In these circumstances the focus for our advice may be on any updating required, for example considering whether there may have been changes to current knowledge and assessment methods that could now potentially result in the identification of new or intensified significant effects.
As a more general point, it is worth noting that if, on varying a section 36 consent, the deemed planning permission is also potentially to be varied in some way (e.g. changes to track layout) then the implication of those changes may also need to be considered for EIA. This would also be taken into account by Scottish Government when carrying out any screening exercise.
Habitats Regulations Appraisal
Under the Habitats Regulations, all competent authorities must consider whether any plan or project will have a likely significant effect on a European site.
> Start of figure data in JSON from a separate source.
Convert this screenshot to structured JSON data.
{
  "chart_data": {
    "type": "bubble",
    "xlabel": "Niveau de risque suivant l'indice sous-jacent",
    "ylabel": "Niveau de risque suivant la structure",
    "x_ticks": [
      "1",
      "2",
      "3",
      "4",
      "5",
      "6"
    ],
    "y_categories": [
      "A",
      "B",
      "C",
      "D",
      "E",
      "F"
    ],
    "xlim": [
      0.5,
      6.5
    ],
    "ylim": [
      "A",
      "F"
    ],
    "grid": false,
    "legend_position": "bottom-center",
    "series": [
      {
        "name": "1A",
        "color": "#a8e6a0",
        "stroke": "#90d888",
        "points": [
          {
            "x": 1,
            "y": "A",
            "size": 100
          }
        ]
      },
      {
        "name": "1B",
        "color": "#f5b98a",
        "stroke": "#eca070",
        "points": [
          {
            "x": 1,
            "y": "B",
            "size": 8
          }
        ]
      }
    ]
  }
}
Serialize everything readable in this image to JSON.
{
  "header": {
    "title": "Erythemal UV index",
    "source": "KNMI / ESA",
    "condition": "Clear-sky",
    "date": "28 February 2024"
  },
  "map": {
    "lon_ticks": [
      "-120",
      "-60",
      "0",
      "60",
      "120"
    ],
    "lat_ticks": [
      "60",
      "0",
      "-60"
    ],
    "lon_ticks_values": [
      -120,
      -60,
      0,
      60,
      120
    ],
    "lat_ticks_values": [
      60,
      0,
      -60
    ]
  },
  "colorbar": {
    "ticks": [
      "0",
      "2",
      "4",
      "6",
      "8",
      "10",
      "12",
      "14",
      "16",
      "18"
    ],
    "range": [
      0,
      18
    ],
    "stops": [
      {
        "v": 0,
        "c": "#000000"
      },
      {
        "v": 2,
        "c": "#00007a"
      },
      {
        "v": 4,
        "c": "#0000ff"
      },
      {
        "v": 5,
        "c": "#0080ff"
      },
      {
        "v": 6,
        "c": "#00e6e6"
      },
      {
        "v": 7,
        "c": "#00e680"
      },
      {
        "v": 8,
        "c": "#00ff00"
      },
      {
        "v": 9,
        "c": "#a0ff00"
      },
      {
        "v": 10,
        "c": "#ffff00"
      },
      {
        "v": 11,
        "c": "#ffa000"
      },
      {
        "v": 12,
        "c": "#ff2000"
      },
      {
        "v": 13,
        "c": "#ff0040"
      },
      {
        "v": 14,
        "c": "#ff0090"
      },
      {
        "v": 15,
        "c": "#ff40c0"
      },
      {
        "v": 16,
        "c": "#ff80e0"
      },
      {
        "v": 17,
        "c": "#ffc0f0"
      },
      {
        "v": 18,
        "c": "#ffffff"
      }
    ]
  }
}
If so, they must carry out an appropriate assessment. This is known as Habitats Regulations Appraisal (HRA).
In every case where HRA has been previously carried out, the continued suitability of that HRA for the variation application should be considered by the competent authority. In some cases a revision to the previous HRA may be needed. This may require a new consultation with us over any appropriate assessment, in which case we should provide advice.
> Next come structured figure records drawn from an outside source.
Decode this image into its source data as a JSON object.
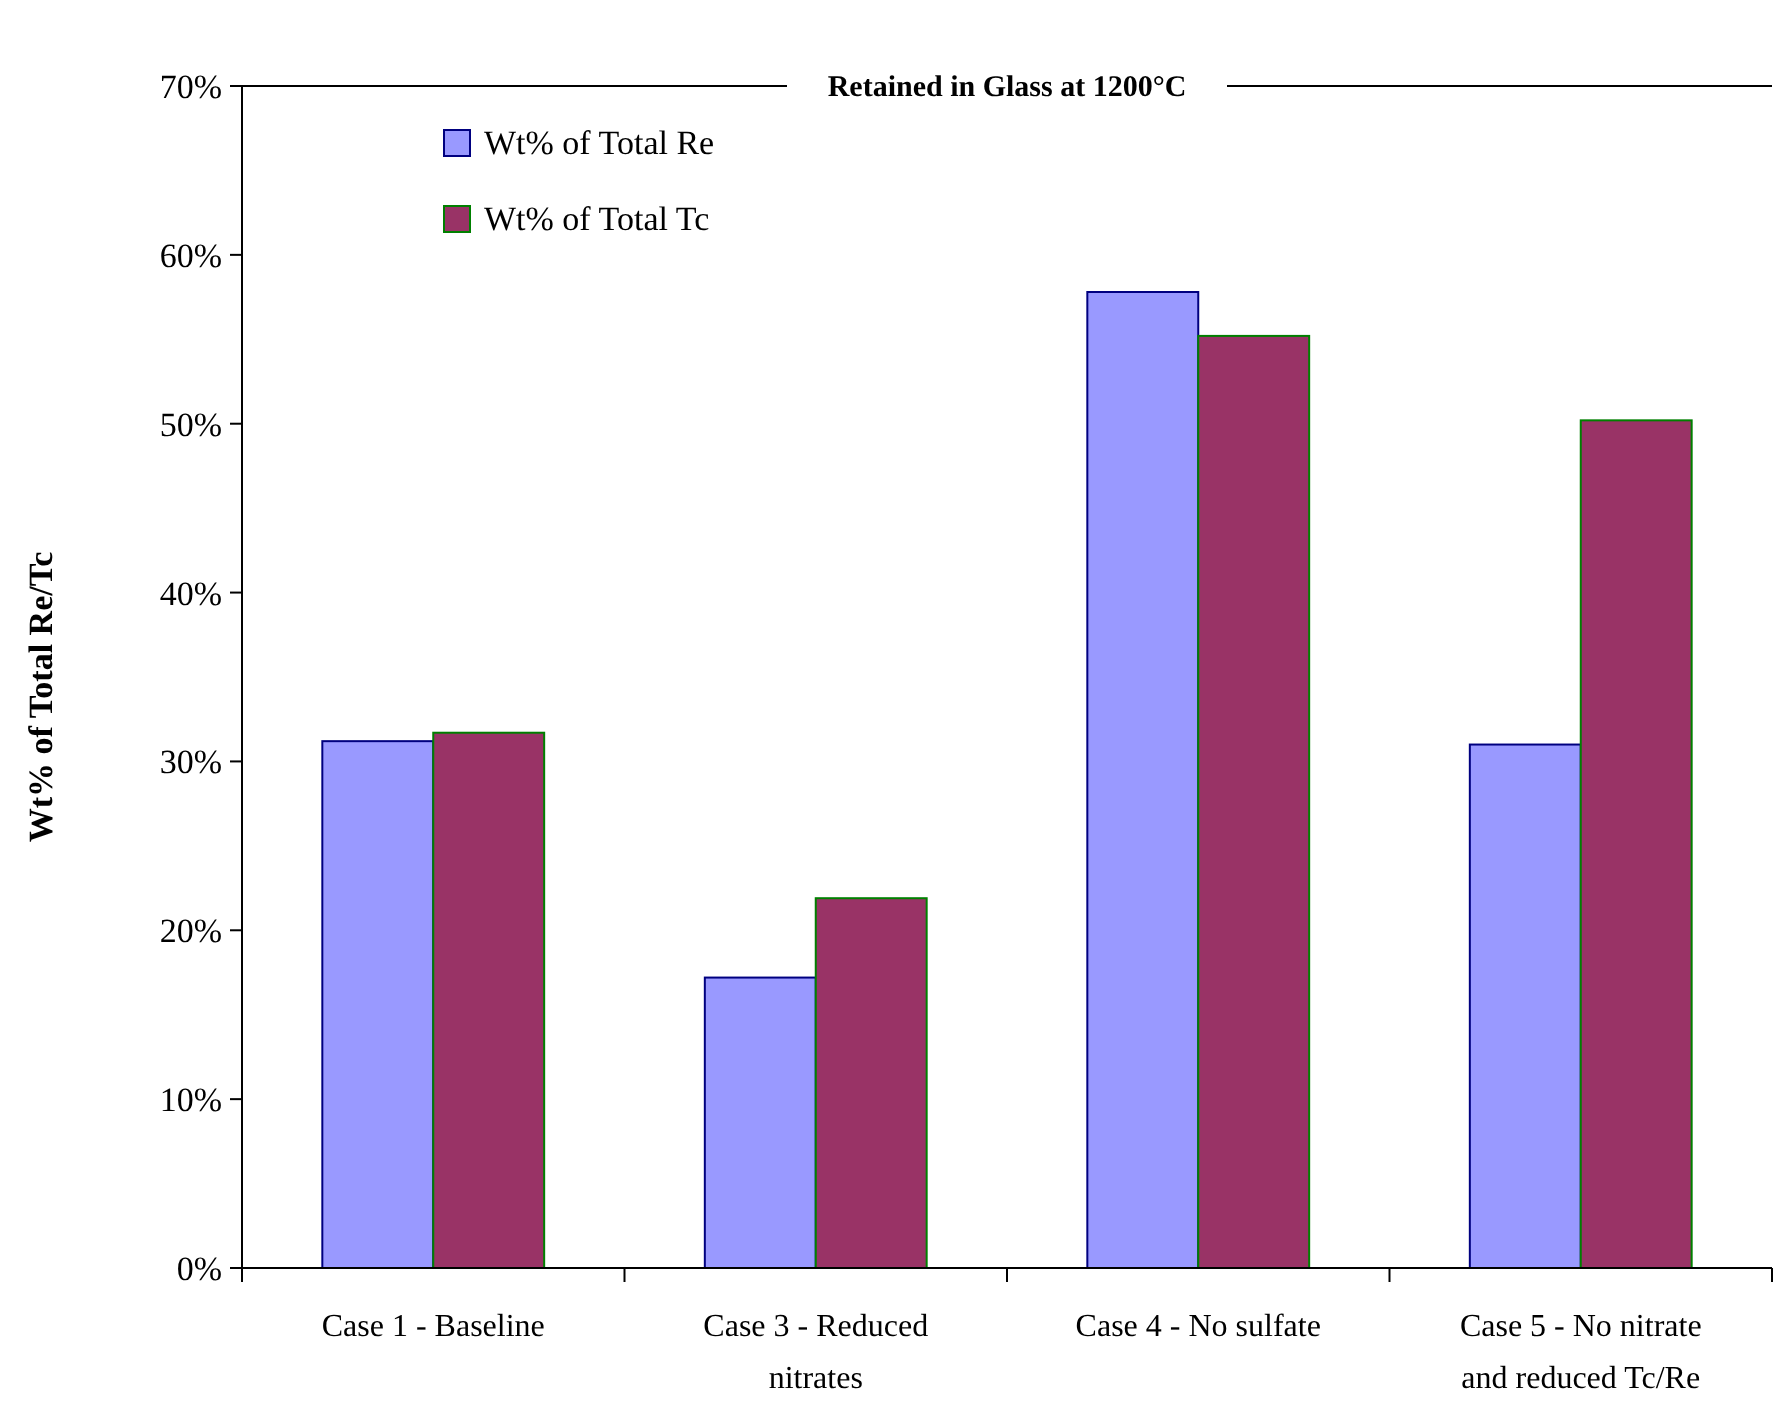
{
  "chart_data": {
    "type": "bar",
    "title": "Retained in Glass at 1200°C",
    "ylabel": "Wt% of Total Re/Tc",
    "categories": [
      "Case 1 - Baseline",
      "Case 3 - Reduced nitrates",
      "Case 4 - No sulfate",
      "Case 5 - No nitrate and reduced Tc/Re"
    ],
    "series": [
      {
        "name": "Wt% of Total Re",
        "color": "#9999ff",
        "values": [
          31.2,
          17.2,
          57.8,
          31.0
        ]
      },
      {
        "name": "Wt% of Total Tc",
        "color": "#993366",
        "values": [
          31.7,
          21.9,
          55.2,
          50.2
        ]
      }
    ],
    "ylim": [
      0,
      70
    ],
    "yticks": [
      {
        "value": 0,
        "label": "0%"
      },
      {
        "value": 10,
        "label": "10%"
      },
      {
        "value": 20,
        "label": "20%"
      },
      {
        "value": 30,
        "label": "30%"
      },
      {
        "value": 40,
        "label": "40%"
      },
      {
        "value": 50,
        "label": "50%"
      },
      {
        "value": 60,
        "label": "60%"
      },
      {
        "value": 70,
        "label": "70%"
      }
    ],
    "legend": "top left",
    "grid": false
  }
}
Where a proposal has previously been subject to HRA, and the effect of the variation application can be demonstrated to be clearly insubstantial, it will still be good practice for the competent authority to record why this is so as part of an update to the original HRA. As little as a couple of sentences presenting such reasoning could be considered as an update to the previous HRA, if the situation warrants it.
Where a proposal has not previously been subject to HRA, consideration should be given to the potential new need for HRA, noting that there sometimes may be circumstances where even a seemingly small change in methodology, timing, infrastructure etc., might trigger a change in position from ‘no likely significant effect’ to ‘likely significant effect’ on a European site, or a change in position regarding the appropriate assessment test on-site integrity.
The focus of our advice should be on any new or intensified significant effects. If relevant, we should reference our earlier consultation response as context, but avoid repeating detail.
If we objected to the original, now consented, proposal, we should specify how the variation application has or hasn’t altered the effects that were the basis for our objection. Where the variation application gives rise to new or intensified significant effects relating to the same objection issue, it will be a matter of judgement as to whether to present our advice in the form of a new objection. We should not repeat our objection if there are no new or intensified significant effects, and any further grounds for a new objection will require the usual level of approval.